Not because I'm a jerk and I don't like competition, but because my competition- a lot of them- are spammers.
There is a mortgage company here in Phoenix that I was competing with for a while- with my domain AZWM.com. The spammers are actually a mortgage bank in Mesa, AZ and when it comes to SEO, this is what they did:
1. Offered to buy domains from everyone that was getting out of the business a couple of years ago (they also offered to buy mine, but I wouldn't sell at the time.)
Now, all of a sudden, this mortgage company had a dozen domains and they littered the front page of Google. If you searched for "AZ FHA loans" they had five of ten positions on page one. (Now they have one.)

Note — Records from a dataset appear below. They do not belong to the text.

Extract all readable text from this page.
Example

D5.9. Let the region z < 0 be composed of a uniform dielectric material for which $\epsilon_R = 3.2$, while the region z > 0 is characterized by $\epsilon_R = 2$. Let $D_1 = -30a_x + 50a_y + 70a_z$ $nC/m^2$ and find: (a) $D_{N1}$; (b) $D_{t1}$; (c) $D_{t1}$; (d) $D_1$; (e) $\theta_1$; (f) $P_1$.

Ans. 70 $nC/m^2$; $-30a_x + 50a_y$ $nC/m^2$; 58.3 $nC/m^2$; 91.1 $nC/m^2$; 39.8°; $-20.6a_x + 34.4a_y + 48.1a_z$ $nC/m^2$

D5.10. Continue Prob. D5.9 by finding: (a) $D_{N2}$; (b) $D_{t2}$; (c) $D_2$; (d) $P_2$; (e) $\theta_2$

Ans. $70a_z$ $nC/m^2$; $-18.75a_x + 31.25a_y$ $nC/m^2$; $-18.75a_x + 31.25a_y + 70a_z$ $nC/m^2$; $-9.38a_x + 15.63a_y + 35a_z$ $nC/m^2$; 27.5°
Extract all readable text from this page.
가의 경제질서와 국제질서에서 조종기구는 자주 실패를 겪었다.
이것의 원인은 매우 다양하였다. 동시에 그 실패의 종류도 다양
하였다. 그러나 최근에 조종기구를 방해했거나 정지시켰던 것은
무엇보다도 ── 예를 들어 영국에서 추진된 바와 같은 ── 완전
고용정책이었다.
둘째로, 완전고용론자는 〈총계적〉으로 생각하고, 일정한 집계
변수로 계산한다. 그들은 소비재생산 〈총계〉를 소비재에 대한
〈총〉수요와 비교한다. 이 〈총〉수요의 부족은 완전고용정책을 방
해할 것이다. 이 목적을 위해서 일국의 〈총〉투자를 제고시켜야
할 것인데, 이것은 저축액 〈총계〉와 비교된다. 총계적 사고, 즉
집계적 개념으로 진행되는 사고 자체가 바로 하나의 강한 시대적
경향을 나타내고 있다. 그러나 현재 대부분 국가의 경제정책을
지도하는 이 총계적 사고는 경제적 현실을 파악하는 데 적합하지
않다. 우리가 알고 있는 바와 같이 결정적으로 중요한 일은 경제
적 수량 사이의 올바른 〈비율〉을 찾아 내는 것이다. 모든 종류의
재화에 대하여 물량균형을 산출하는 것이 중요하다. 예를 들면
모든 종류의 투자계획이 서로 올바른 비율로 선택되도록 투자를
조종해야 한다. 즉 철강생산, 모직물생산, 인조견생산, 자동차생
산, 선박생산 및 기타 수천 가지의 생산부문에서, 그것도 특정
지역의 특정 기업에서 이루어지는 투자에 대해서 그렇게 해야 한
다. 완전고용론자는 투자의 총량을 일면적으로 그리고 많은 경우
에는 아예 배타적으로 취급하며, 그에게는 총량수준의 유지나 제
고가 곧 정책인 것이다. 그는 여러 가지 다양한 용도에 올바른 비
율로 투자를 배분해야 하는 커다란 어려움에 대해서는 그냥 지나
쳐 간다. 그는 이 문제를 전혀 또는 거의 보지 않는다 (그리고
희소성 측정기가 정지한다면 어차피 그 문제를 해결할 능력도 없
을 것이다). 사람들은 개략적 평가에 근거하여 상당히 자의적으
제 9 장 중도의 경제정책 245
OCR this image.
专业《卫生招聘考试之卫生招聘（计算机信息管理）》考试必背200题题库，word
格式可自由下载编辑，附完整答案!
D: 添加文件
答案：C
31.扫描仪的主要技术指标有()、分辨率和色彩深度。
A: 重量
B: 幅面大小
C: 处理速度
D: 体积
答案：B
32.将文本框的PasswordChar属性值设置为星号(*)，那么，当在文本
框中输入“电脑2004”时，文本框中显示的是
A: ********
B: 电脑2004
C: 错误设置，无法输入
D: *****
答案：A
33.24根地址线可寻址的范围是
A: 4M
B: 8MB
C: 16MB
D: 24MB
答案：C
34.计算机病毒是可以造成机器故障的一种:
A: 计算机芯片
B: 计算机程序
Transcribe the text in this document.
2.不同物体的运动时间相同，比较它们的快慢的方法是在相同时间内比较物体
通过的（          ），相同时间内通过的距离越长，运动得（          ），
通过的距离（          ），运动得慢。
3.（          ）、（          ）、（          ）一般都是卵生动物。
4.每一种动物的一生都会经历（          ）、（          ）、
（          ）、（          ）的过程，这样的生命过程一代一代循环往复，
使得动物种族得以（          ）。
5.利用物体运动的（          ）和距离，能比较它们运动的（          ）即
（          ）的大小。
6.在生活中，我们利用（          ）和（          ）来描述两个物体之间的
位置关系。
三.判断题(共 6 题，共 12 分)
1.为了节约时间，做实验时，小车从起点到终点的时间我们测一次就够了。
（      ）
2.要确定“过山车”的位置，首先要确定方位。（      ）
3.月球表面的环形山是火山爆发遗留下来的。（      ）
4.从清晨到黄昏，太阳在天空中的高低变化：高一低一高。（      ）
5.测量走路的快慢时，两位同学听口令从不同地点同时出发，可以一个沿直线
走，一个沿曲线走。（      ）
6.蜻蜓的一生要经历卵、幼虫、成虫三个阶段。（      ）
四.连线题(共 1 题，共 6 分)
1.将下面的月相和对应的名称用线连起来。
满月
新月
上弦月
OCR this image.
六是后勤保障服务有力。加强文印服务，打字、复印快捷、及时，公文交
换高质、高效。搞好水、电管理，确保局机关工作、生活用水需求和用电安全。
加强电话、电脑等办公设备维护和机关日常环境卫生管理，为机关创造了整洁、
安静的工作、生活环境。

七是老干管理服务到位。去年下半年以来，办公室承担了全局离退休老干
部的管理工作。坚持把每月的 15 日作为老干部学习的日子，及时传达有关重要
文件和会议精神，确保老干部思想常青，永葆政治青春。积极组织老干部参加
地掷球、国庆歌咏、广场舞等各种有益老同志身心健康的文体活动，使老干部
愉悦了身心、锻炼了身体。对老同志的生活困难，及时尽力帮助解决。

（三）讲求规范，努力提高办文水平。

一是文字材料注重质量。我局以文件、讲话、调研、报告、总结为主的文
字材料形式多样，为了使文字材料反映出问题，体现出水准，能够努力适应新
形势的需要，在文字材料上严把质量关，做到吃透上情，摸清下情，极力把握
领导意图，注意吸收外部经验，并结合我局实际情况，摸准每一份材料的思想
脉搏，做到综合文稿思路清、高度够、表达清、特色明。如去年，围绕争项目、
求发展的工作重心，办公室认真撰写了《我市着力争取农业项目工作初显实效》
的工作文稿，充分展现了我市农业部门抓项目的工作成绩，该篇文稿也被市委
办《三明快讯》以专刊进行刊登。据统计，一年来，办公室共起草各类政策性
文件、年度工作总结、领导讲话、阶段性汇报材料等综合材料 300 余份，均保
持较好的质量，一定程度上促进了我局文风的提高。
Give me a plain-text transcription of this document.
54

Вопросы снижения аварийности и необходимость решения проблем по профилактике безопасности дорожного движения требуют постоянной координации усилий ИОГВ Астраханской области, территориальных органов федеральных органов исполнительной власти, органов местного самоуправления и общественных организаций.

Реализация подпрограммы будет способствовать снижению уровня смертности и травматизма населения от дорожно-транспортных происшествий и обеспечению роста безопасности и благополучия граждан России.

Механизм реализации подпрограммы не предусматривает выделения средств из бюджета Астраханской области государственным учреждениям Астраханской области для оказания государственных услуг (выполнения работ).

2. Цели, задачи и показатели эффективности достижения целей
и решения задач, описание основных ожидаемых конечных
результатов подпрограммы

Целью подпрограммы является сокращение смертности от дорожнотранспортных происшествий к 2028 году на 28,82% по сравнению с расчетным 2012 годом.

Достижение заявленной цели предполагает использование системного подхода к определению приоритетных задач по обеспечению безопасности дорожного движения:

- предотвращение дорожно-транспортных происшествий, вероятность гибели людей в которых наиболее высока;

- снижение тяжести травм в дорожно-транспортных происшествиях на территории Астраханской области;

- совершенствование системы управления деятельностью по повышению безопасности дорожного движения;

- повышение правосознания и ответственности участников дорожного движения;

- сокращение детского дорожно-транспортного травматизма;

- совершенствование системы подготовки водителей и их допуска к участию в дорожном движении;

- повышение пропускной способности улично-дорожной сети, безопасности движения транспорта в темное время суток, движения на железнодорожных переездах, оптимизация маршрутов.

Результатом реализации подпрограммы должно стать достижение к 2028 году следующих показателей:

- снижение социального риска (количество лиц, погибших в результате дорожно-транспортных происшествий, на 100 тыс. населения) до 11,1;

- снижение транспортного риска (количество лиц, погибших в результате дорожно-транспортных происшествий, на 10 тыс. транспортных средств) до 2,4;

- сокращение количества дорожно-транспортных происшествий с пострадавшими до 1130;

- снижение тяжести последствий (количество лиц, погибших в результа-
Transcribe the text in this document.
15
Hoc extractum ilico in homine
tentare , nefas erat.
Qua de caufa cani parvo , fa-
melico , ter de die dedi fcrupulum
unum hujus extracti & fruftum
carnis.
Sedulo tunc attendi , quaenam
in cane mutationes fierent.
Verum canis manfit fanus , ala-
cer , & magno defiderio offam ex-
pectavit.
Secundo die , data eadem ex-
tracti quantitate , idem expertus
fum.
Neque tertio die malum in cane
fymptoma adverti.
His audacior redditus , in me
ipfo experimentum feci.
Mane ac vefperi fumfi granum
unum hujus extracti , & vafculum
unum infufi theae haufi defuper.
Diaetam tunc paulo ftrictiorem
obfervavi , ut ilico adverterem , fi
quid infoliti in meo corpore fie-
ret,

"AZ jumbo loans"-- My [old] site was always number one for this and it remains number one. Panda? Pengin? Those updates helped my old site. Those updates helped tremendously.
So why does everyone freak out when there is an algorithm change? Probably because a lot of people cheat. (black hat SEO)
I reported them with Google right here.
2. Built all kinds of bogus links. Taking the lazy way to SEO always works for a while. Paying for links by the thousands is stupid. My old site had about 80 inbound links at the top of it's game. But I was still number one in Google for "Arizona Mortgage" and just about anything else you can think of. Why?
Because Page Rank is not as important as people would have you believe.
I found all of their bogus links and I reported them to Google. Not sure why a mortgage company in Phoenix would have 10,000 links from blogs in the Phillipines, but they did. And I let Google know about them.
I was number one with 80 inbound links and they were taking just about every other position with thousands of links. They built about 50,000 bogus links, following their own Pied Piper to ruin. They have an "SEO guy" but he clearly doesn't read my blog. All they wanted to do was pass me, and they almost did...
3. They keyword-stuffed.
They stuffed pages with keywords, in a desperate attempt to get my positions for jumbo, FHA, and VA.
And for a while, they succeeded!
But between the Pengin update and my SPAM complaints, almost all of their sites have been penalized heavily.
Now, this mortgage company that used to make me lose sleep at night is no longer even relevant.
Bottom line:
If you keyword-stuff; or buy every mortgage URL in town; or if you pay for links-- or if you do anything that violates Google Webmaster guidelines-- either you will get caught by the algorithm or your competition will report you.
As an SEO consultant, the first thing I do is examine the competition for my client. If the competition is cheating, I will fill out SPAM reports every single day until Google takes notice.